- Convenient navigation (e.g. not having to go through security multiple times to change planes if you have a connection, not having to take one or more trams to find your gate)
- Well-organized security lines; it’s ok if the lines are long sometimes if there is a good system to move people through
- Good concessions, especially ones that sell alcohol for the inevitable delay
- Clean bathrooms, enough of them for the number of passengers generally flying through the airport
- Ease of accessing ground transportation, including rental cars
- Reasonably updated decor–it doesn’t have to look like a W Hotel, but it also shouldn’t have carpets older than I am
- Amenities like plentiful outlets for charging devices and comfortable seats
When I’m booking a trip, I try very hard to avoid the airports I hate the most. Unfortunately, at least two of them are convenient to company locations and I find myself there quite a lot for work.
Here are the three US airports I think are the worst:
Newark International Airport (EWR): Narrowing this list down to three was hard, but there was no way Newark was escaping the #1 spot. Newark violates almost every rule of a good airport. It’s hard to navigate, even in its best terminal (C, the United terminal). Unfortunately for me, I prefer to fly Jet Blue, whose Newark terminal is absolutely garbage. Among its many sins, it has one filthy ladies’ room and only one restaurant that serves alcohol. The security lines were designed by . . . well, I don’t know who they were designed by but it was not someone good at designing security lines. Oh, and maybe someday when I have time to rant for 40 minutes we can talk about the AirTrain that takes people from terminal to terminal. I hate that AirTrain so much that I actually walk between buildings if I can.
Los Angeles International Airport (LAX): The round terminal building with the gates for Virgin Atlantic and Jet Blue flights is the stuff of nightmares. If you’re going back to the east coast, as I always am when I’m there, it’s early in the morning, and the shape of the room means every conversation echoes off the walls into your tired head. There’s a paucity of concessions given the number of gates, and the security lines are even worse designed than Newark. The tables in front of the scanners are so short that there’s no way for people to prepare, and nobody makes it through efficiently.
Orlando International Airport (MCO): Orlando is a dark horse in this race to the bottom of America’s airports. It’s fairly modern, has lots of good concessions (including a Carvel), and is connected to a very nice hotel which is convenient for work meetings. So why do I hate it so much? Well, it might have something to do with the legions of kids who are either shrieking in joy that they are going to Disney World, wailing in disappointment that they are leaving Disney World, or practicing an over-energized dance routine because their team is in some sort of sequin-coated competition. Oh, and there is a tram. I hate trams.
And my top three airports in America . . .
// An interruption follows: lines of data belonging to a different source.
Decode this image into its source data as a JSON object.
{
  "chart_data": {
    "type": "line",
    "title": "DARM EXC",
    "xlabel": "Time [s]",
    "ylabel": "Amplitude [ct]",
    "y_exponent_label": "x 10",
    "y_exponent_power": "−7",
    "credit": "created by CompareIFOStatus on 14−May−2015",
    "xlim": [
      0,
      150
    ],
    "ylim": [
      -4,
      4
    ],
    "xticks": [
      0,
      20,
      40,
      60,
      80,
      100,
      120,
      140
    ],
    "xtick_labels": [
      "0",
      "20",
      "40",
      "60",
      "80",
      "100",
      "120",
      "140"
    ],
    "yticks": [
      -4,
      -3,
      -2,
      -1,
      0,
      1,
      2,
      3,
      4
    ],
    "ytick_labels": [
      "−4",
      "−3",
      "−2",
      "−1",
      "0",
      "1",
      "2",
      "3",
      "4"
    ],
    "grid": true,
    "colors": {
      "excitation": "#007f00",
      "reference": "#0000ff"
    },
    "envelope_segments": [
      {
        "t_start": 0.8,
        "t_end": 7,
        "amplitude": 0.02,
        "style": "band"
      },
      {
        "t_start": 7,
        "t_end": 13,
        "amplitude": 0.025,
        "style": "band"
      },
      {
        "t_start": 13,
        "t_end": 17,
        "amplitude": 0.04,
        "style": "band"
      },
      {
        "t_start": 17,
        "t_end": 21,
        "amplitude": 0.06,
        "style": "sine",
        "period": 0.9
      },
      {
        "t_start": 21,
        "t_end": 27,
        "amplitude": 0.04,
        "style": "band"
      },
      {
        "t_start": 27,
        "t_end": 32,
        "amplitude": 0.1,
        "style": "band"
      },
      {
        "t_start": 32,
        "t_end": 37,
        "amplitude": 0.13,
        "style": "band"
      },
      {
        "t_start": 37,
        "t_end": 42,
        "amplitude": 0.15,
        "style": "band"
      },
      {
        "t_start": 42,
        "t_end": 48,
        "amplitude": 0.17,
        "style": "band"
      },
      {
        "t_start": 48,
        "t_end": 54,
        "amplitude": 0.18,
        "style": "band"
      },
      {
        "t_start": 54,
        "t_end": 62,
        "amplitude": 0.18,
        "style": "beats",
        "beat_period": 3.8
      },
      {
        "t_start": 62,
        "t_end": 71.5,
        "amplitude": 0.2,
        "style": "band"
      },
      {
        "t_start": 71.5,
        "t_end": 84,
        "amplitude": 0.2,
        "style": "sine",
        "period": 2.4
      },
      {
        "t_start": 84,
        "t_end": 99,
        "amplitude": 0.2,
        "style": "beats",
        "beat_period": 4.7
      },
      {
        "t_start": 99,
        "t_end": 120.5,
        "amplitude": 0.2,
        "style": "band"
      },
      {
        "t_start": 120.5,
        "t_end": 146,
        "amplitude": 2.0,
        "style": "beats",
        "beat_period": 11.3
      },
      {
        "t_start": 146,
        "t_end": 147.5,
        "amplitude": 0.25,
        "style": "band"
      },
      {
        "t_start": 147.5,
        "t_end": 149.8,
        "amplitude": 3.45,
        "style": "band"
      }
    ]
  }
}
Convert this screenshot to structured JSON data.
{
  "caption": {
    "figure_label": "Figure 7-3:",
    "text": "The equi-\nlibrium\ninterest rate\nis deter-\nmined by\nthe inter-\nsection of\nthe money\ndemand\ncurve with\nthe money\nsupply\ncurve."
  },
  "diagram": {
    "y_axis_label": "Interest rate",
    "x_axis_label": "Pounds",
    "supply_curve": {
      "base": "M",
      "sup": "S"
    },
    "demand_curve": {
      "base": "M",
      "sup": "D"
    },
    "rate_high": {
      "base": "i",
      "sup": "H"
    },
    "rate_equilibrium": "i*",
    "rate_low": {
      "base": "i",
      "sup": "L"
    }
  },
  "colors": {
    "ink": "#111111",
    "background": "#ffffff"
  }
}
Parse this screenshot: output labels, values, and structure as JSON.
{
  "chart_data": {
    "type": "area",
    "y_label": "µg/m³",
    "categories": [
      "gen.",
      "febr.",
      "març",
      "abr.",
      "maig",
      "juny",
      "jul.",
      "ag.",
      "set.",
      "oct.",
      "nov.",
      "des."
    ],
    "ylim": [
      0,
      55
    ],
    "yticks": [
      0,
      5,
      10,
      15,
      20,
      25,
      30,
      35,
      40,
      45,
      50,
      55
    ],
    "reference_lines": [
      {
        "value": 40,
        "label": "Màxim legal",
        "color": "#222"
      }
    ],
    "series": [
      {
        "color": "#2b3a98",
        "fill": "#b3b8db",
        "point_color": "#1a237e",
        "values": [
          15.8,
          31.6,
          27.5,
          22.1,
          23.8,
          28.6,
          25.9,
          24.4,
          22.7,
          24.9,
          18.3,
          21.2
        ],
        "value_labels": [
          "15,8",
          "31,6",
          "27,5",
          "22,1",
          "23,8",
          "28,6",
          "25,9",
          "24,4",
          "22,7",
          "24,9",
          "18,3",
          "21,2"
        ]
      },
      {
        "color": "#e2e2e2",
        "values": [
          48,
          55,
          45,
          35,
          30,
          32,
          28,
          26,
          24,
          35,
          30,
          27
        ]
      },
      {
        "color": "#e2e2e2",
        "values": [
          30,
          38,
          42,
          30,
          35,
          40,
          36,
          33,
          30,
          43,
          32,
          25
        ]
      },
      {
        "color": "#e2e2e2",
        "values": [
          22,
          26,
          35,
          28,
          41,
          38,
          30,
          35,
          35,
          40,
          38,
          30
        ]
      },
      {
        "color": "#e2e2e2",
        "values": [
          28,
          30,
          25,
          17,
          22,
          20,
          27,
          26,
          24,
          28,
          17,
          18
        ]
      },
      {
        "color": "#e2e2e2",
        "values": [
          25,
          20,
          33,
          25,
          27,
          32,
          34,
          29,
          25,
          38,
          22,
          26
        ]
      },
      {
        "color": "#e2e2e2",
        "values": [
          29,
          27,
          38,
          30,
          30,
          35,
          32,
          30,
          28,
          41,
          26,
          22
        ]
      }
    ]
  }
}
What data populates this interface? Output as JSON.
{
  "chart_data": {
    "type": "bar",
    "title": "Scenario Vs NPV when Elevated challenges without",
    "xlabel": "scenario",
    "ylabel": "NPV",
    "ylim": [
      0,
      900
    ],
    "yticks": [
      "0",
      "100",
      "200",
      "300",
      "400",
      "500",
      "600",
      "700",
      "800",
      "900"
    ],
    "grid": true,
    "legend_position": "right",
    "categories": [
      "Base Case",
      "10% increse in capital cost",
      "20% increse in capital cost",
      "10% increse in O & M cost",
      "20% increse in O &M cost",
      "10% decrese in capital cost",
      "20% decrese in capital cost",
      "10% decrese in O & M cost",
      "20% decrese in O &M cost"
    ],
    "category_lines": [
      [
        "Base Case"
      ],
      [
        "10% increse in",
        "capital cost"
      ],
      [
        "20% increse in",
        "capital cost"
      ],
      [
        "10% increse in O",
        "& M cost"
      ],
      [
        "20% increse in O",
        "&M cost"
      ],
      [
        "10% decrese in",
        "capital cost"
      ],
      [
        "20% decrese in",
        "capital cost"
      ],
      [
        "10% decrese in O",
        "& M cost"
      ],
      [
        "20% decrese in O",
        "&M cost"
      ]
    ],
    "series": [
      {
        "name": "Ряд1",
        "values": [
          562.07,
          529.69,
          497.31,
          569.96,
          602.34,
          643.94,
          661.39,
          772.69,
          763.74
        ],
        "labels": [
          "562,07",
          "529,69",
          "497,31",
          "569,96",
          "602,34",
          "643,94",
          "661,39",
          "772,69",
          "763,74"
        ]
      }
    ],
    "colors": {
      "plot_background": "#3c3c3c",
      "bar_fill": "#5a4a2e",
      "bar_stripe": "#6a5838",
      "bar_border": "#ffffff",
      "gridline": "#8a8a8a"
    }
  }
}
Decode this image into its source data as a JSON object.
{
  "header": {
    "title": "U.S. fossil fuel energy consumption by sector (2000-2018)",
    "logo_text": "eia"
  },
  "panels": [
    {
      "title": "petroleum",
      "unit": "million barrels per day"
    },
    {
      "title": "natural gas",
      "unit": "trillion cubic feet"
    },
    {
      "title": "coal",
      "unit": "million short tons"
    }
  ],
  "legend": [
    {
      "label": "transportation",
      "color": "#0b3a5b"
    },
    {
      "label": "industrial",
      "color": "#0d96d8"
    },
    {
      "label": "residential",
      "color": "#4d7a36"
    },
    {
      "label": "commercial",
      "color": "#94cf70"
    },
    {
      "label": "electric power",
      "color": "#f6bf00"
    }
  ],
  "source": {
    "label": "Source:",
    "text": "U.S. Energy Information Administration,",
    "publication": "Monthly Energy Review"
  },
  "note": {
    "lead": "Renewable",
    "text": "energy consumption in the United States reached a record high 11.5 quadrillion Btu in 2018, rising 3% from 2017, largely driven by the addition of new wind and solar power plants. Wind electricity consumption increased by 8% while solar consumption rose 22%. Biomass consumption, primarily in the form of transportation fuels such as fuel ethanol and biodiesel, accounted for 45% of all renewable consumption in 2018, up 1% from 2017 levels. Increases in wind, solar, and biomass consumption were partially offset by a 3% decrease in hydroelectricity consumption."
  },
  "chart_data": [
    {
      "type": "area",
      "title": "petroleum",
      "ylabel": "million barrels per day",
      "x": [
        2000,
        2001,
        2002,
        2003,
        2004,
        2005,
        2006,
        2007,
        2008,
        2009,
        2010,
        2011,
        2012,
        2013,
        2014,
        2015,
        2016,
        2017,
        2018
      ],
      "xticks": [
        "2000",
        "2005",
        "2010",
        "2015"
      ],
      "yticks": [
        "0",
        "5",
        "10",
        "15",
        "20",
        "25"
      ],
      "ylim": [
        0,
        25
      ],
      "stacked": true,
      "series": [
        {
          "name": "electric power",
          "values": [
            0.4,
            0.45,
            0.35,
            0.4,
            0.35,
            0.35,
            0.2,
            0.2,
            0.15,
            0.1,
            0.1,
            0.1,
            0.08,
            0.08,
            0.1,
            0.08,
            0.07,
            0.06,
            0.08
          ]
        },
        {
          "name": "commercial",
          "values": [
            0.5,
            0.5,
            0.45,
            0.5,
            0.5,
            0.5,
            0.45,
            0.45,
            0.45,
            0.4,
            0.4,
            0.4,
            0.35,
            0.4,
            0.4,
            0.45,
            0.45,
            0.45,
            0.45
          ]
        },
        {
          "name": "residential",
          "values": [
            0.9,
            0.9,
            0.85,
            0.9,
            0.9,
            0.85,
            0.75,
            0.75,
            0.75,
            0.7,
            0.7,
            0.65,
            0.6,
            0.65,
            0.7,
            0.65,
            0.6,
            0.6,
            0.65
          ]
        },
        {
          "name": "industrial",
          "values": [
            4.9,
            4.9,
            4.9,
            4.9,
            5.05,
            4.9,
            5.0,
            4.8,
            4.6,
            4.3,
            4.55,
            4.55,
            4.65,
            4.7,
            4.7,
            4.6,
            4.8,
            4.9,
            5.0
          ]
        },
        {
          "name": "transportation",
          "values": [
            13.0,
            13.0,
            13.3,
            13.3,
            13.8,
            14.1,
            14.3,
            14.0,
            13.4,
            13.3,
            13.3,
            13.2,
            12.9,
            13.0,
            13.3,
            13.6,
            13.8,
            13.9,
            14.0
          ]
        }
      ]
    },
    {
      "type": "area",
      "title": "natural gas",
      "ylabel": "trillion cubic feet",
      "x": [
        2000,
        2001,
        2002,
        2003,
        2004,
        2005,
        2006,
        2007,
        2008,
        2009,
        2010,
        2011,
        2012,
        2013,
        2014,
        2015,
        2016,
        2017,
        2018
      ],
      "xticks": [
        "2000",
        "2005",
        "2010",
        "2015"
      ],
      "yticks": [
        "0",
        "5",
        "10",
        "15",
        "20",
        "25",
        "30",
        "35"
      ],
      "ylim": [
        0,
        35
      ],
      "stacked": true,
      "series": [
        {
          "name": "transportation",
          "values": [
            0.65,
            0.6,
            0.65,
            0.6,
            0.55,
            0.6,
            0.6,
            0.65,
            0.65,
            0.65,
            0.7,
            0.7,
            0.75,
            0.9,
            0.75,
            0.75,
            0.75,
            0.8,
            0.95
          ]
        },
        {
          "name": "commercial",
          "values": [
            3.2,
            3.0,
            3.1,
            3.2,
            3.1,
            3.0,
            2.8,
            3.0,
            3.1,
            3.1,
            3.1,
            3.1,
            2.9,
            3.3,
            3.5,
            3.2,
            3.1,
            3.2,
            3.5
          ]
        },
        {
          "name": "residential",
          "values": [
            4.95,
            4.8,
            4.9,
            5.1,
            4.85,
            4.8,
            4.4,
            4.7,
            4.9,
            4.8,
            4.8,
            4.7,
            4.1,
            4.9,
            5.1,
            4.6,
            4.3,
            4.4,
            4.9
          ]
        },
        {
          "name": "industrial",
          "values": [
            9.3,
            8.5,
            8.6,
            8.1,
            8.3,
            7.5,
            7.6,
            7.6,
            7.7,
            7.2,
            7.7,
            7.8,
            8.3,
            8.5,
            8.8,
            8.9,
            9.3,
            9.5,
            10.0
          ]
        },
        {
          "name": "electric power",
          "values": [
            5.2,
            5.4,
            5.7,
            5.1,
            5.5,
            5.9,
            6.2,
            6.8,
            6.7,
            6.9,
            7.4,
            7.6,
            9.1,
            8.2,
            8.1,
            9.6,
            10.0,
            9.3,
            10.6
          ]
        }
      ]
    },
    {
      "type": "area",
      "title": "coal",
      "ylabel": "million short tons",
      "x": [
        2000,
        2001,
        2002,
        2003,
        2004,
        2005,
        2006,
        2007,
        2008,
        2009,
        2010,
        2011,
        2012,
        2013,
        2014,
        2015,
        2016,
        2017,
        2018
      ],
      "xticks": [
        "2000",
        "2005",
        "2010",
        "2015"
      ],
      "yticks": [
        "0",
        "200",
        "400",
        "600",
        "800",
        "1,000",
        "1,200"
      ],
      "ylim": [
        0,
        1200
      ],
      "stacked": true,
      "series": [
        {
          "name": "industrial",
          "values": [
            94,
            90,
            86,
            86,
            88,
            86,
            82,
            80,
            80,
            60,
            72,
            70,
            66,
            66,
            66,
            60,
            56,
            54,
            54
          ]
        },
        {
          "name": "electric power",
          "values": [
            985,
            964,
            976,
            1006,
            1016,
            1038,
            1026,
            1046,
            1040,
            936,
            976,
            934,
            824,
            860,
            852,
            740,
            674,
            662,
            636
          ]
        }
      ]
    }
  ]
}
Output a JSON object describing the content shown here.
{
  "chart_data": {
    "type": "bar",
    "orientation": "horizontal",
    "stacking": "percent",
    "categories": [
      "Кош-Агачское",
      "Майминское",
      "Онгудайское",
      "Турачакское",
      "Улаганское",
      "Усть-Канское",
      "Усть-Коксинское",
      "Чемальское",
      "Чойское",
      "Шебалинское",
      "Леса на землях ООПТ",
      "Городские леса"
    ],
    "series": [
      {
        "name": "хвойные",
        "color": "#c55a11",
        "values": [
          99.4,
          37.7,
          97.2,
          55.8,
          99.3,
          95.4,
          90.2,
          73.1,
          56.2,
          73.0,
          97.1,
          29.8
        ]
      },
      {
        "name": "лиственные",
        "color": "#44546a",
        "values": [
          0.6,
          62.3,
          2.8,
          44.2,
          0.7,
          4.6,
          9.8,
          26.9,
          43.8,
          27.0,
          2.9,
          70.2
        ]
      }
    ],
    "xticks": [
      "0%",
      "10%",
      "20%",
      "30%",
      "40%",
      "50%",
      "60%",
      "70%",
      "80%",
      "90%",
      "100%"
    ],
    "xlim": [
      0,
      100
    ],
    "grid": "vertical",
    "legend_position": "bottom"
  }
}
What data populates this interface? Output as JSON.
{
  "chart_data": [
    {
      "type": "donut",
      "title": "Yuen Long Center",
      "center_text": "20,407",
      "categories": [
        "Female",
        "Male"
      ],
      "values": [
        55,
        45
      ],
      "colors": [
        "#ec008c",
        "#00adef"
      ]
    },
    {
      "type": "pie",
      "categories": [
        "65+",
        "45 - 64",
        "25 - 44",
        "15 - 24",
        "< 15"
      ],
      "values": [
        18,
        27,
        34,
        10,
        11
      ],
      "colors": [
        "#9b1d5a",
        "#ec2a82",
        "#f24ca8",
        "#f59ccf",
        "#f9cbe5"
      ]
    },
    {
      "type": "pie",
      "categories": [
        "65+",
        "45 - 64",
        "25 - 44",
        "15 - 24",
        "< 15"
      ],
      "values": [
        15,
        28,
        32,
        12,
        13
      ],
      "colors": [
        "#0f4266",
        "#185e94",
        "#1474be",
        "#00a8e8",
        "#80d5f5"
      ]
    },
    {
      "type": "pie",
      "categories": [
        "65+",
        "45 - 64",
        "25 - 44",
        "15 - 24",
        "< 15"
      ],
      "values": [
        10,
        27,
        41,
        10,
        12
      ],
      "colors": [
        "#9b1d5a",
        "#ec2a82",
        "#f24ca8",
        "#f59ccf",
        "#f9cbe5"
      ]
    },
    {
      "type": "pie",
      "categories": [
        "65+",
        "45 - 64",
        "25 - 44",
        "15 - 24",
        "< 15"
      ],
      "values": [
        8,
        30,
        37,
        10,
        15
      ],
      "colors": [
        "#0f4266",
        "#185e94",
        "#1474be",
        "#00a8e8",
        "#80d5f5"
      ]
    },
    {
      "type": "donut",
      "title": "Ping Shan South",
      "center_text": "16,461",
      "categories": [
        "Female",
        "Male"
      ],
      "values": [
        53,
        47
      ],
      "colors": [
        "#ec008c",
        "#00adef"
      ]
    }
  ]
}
Detroit Metro Airport (DTW): When I moved to Michigan in 2001, they were finishing up the new Detroit Airport. I remember flying out of it within its first month and just being blown away by the beautiful new terminal. Ten plus years later, and I am still impressed. Detroit is, in my opinion, the easiest airport in the US to navigate. The McNamara Terminals (home to Delta, which has a hub here) are linear and logically laid out. There is a tram, but it’s for convenience, not necessity. There are alcohol-serving establishments every few gates. Now that the North Terminal has also been renovated, Detroit has probably the best American airport I’ve ever been in. This is my top choice for a layover if one is needed.
Philadelphia International Airport (PHL): Philadelphia would never have made this list five years ago, but they have been renovating and I appreciate the results. The airport is steadily improving with each new phase of renovation. Philadelphia also has a nice selection of restaurants and shops, and you can walk from terminal to terminal without taking a tram or leaving security (although you do have to take a bus to Terminal F, which is for small regional planes). I used to hate Philadelphia’s airport, but have recently found it a pleasant place to fly out of.
Boston Logan International Airport (BOS): This last one is controversial, I know. People HATE Logan. It’s my home airport and the one I fly out of most often, so maybe I’ve figured out how to navigate it, but I prefer it to most of the other airports I’ve visited. The terminals at Logan are not connected behind security, and each one has a different feel. Terminal A is all about the Harpoon Tap Room, Terminal B is shiny and new with places I’ve yet to explore, Terminal C is home to two Boston Beer Works (Workses?), and Terminal E . . . well, if you’re in the international Terminal E you’re probably going somewhere exciting and don’t mind the crap restaurants as much. Maybe it’s because as a local I am aware of it, but I also think Logan is unusually well-connected to public transportation, meaning there are very affordable ground transport options available.